芝居は英国から米国へ向かう豪華客船を舞台にした4日間の物語で、立樹は船長のマーシャル・ウェンズワース役。
「若くして船長になったエリートで、すっごいまじめ人間なんです。前半に船上で乗客全員に避難訓練を指導するシーンがあるんですが、そのナンバーがおもしろい。堅物な船長が一生懸命がんばるんです」
レビューは男役の美学を追究した作品。大階段でチャイナスタイルで踊るプロローグ、カサノヴァ風のマント姿の青年、極めつきのエンビ服姿など変化に富んだ衣装や構成が楽しい。
「かっこいいシーンが多いですよ。私的には、謝(珠栄)先生振付のシーン(惜別)は、感情がウヮーッと入る振りで好きですし、後半に涼(紫央)と2人でコミカルに歌って踊るシーン(恋する男はドン・キホーテ)は、三枚目役でホッとなごみます」と説明した。
この2作品は星組トップ・湖月わたるの退団公演でもある。「私は雪組のときから、専科時代のワタルさんとご一緒させていただくことが多かった。何に関してもスケールが大きく、人間的にも素敵な方。退団されるのはさびしいけれど、宝塚の人生を全うして、次の人生へ出発されるなんてすばらしい。少しでもいい舞台にしたいと思っています」とエールをおくった。
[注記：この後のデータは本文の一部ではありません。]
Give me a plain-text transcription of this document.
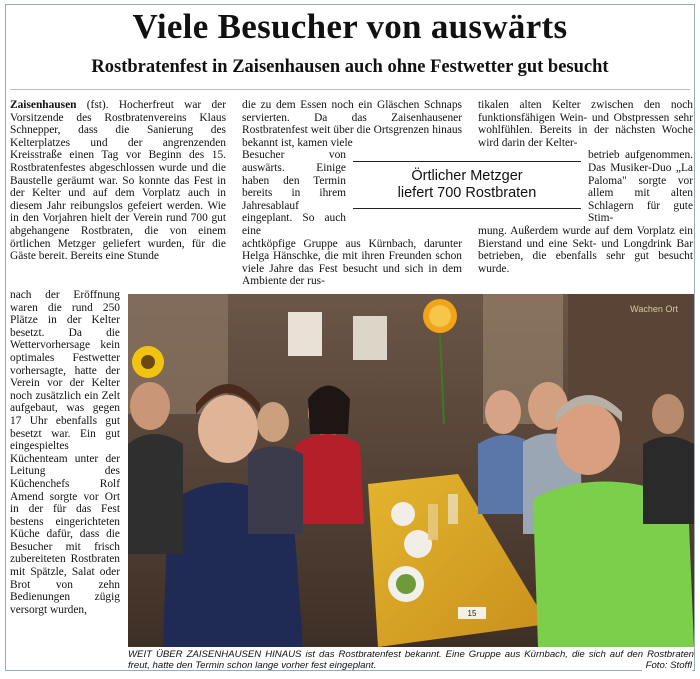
Viele Besucher von auswärts
Rostbratenfest in Zaisenhausen auch ohne Festwetter gut besucht
Zaisenhausen (fst). Hocherfreut war der Vorsitzende des Rostbratenvereins Klaus Schnepper, dass die Sanierung des Kelterplatzes und der angrenzenden Kreisstraße einen Tag vor Beginn des 15. Rostbratenfestes abgeschlossen wurde und die Baustelle geräumt war. So konnte das Fest in der Kelter und auf dem Vorplatz auch in diesem Jahr reibungslos gefeiert werden. Wie in den Vorjahren hielt der Verein rund 700 gut abgehangene Rostbraten, die von einem örtlichen Metzger geliefert wurden, für die Gäste bereit. Bereits eine Stunde
nach der Eröffnung waren die rund 250 Plätze in der Kelter besetzt. Da die Wettervorhersage kein optimales Festwetter vorhersagte, hatte der Verein vor der Kelter noch zusätzlich ein Zelt aufgebaut, was gegen 17 Uhr ebenfalls gut besetzt war. Ein gut eingespieltes Küchenteam unter der Leitung des Küchenchefs Rolf Amend sorgte vor Ort in der für das Fest bestens eingerichteten Küche dafür, dass die Besucher mit frisch zubereiteten Rostbraten mit Spätzle, Salat oder Brot von zehn Bedienungen zügig versorgt wurden,
die zu dem Essen noch ein Gläschen Schnaps servierten. Da das Zaisenhausener Rostbratenfest weit über die Ortsgrenzen hinaus bekannt ist, kamen viele
Besucher von auswärts. Einige haben den Termin bereits in ihrem Jahresablauf eingeplant. So auch eine
achtköpfige Gruppe aus Kürnbach, darunter Helga Hänschke, die mit ihren Freunden schon viele Jahre das Fest besucht und sich in dem Ambiente der rus-
tikalen alten Kelter zwischen den noch funktionsfähigen Wein- und Obstpressen sehr wohlfühlen. Bereits in der nächsten Woche wird darin der Kelter-
betrieb aufgenommen. Das Musiker-Duo „La Paloma" sorgte vor allem mit alten Schlagern für gute Stim-
mung. Außerdem wurde auf dem Vorplatz ein Bierstand und eine Sekt- und Longdrink Bar betrieben, die ebenfalls sehr gut besucht wurde.
Örtlicher Metzger
liefert 700 Rostbraten
Wachen Ort
15
WEIT ÜBER ZAISENHAUSEN HINAUS ist das Rostbratenfest bekannt. Eine Gruppe aus Kürnbach, die sich auf den Rostbraten freut, hatte den Termin schon lange vorher fest eingeplant.	Foto: Stoffl
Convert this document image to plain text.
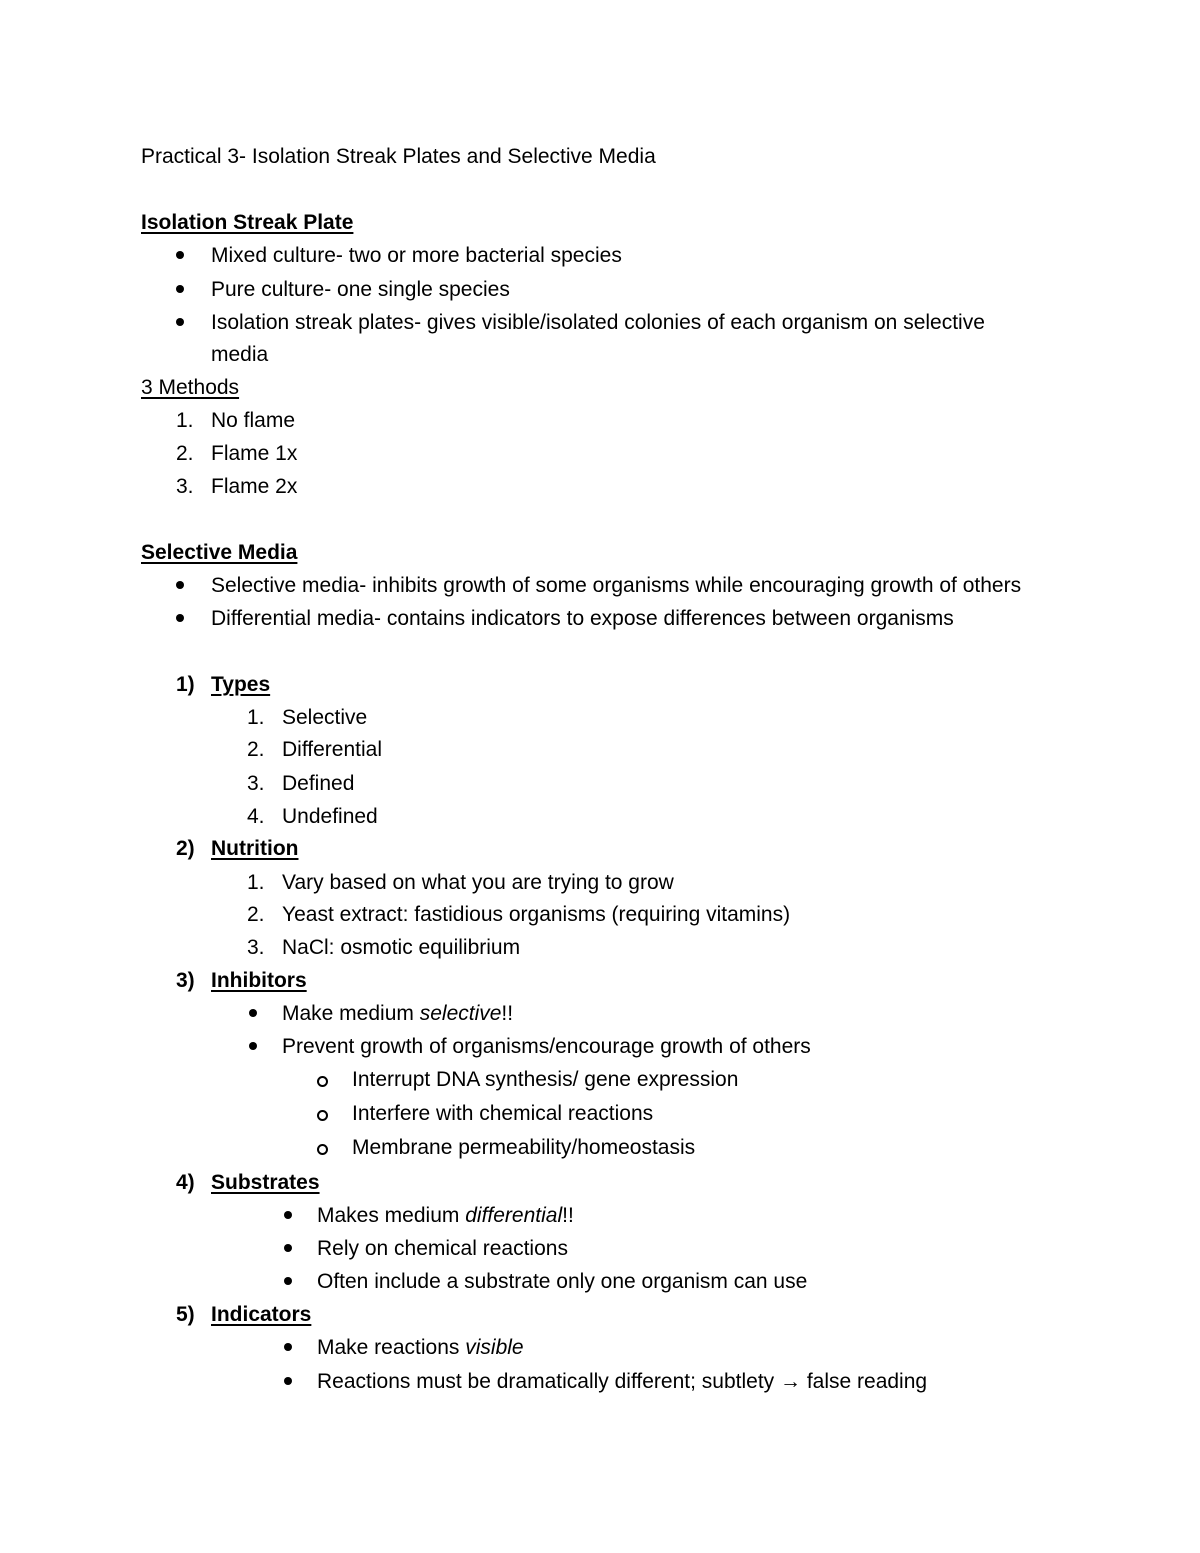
Practical 3- Isolation Streak Plates and Selective Media
Isolation Streak Plate
Mixed culture- two or more bacterial species
Pure culture- one single species
Isolation streak plates- gives visible/isolated colonies of each organism on selective
media
3 Methods
1. No flame
2. Flame 1x
3. Flame 2x
Selective Media
Selective media- inhibits growth of some organisms while encouraging growth of others
Differential media- contains indicators to expose differences between organisms
1) Types
1. Selective
2. Differential
3. Defined
4. Undefined
2) Nutrition
1. Vary based on what you are trying to grow
2. Yeast extract: fastidious organisms (requiring vitamins)
3. NaCl: osmotic equilibrium
3) Inhibitors
Make medium selective!!
Prevent growth of organisms/encourage growth of others
Interrupt DNA synthesis/ gene expression
Interfere with chemical reactions
Membrane permeability/homeostasis
4) Substrates
Makes medium differential!!
Rely on chemical reactions
Often include a substrate only one organism can use
5) Indicators
Make reactions visible
Reactions must be dramatically different; subtlety → false reading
横浜市出身。中学3年のときに初めて宝塚の舞台を見て、入団を決意したという。
「3階席で星組の『戦争と平和』を見たんですが、日向薫さん(当時のトップ)の軍服姿がかっこよくて、入りたくなったんです。それまでは子どもが好きなので、漠然と保母さんにでもなるのかなって思っていたんですけれど」
それから毎日、東京までレッスンに通い続け、2回目のチャレンジで宝塚音楽学校へ合格する。